Com o rosto lívido, Rony encarou Jeod, mas não disse nada. Por dentro, ele estava agitado, desdenhando de si próprio por ter permitido que Jeod acumulasse informações suficientes para chegar a essa conclusão.
Jeod encolheu os ombros.
- Bem, seja como for, isso é problema seu. Sugeriria que vocês fossem ver Galton. Na rua do Mercado para tratar da comida e o velho Hamill nas docas para tudo o mais. Ambos são homens honestos e os tratarão com sinceridade e justiça. - Esticando-se para frente, ele pegou um doce da bandeja, deu uma mordida e depois, quando terminou de mastigar, perguntou para Nolfavrell. - E então, jovem Kell, você gostou de sua estada em Teirm?
- Sim, senhor, - disse o rapaz, sorrindo. - Nunca vi nada tão grande assim.
- Sério?
- Sim, senhor.
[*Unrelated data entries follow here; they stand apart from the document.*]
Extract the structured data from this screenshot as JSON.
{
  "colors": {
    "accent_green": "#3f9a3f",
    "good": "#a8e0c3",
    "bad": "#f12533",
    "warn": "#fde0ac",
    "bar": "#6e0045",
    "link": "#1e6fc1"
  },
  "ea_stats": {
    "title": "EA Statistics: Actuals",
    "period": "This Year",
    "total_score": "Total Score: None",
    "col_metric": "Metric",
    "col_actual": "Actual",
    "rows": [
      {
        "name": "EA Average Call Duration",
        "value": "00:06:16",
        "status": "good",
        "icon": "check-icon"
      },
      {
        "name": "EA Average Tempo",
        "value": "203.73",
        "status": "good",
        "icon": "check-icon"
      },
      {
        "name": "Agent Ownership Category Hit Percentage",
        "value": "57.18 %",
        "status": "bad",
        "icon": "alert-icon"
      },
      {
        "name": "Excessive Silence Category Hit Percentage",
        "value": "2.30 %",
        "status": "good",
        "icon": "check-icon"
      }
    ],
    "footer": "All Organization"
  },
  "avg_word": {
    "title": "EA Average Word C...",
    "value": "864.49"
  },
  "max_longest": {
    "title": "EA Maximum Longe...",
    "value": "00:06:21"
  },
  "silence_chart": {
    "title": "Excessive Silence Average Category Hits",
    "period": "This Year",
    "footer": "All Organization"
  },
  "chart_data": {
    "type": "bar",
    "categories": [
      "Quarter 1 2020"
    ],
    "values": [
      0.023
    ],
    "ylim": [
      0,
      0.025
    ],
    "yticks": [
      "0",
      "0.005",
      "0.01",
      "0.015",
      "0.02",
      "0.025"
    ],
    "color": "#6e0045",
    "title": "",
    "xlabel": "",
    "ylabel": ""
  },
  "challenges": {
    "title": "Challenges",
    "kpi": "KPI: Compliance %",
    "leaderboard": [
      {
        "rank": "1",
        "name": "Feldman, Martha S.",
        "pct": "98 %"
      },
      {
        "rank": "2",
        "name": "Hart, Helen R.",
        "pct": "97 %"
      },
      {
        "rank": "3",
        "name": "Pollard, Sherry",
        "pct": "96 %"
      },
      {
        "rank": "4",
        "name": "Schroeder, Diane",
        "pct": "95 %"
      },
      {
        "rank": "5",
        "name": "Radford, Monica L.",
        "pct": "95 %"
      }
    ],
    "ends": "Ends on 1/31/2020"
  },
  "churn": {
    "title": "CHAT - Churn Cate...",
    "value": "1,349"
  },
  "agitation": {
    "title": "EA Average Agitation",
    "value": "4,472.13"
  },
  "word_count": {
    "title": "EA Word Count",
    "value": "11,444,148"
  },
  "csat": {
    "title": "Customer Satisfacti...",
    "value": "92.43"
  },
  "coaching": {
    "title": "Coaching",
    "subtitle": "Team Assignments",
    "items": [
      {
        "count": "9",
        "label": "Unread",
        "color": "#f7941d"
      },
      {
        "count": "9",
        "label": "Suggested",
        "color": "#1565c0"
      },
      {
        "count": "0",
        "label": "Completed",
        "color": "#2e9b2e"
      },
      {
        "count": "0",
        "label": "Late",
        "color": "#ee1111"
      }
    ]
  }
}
Eu...
Sentindo que estavam começando a trilhar um território perigoso, Rony interrompeu a conversa.
- Estou curioso para saber qual é a natureza da loja ao lado da sua casa. Parece estranho que haja uma loja tão humilde no meio de todos esses grandes prédios.
Pela primeira vez, um sorriso, mesmo que fosse tímido, fez o rosto de Jeod ficar mais radiante, subtraindo anos da sua aparência.
- Bem, ela era administrada por uma mulher meio esquisita: Angela, a herbolária, uma das melhores curandeiras que eu já conheci. Ela cuidou daquela loja durante vinte e tantos anos e depois, há poucos meses atrás, vendeu-a e partiu para um destino desconhecido. - Jeod suspirou. - E uma pena, pois ela era uma vizinha interessante.
- Era ela que Gertrude queria encontrar, não? - perguntou Nolfavrell, levantando os olhos na direção de sua mãe.
Rony conteve uma bronca e lançou um olhar de advertência contundente o suficiente para fazer Nolfavrell tremer em sua cadeira. O nome podia não significar nada para Jeod, mas a não ser que Nolfavrell fechasse a boca melhor, ele estaria propenso a deixar escapar algo ainda mais perigoso. É hora de ir embora, pensou Rony, enquanto largava a sua taça.
Foi aí que ele viu que o nome de fato significava algo para Jeod. Os olhos do comerciante se arregalaram, surpresos, e ele agarrou os braços de sua poltrona até a ponta de seus dedos ficarem brancos.
- Não pode ser! - Jeod se concentrou em Rony, estudando seu rosto como se estivesse tentando ver algo além da barba, até que respirou fundo e afirmou: - Rony... Rony Weasley.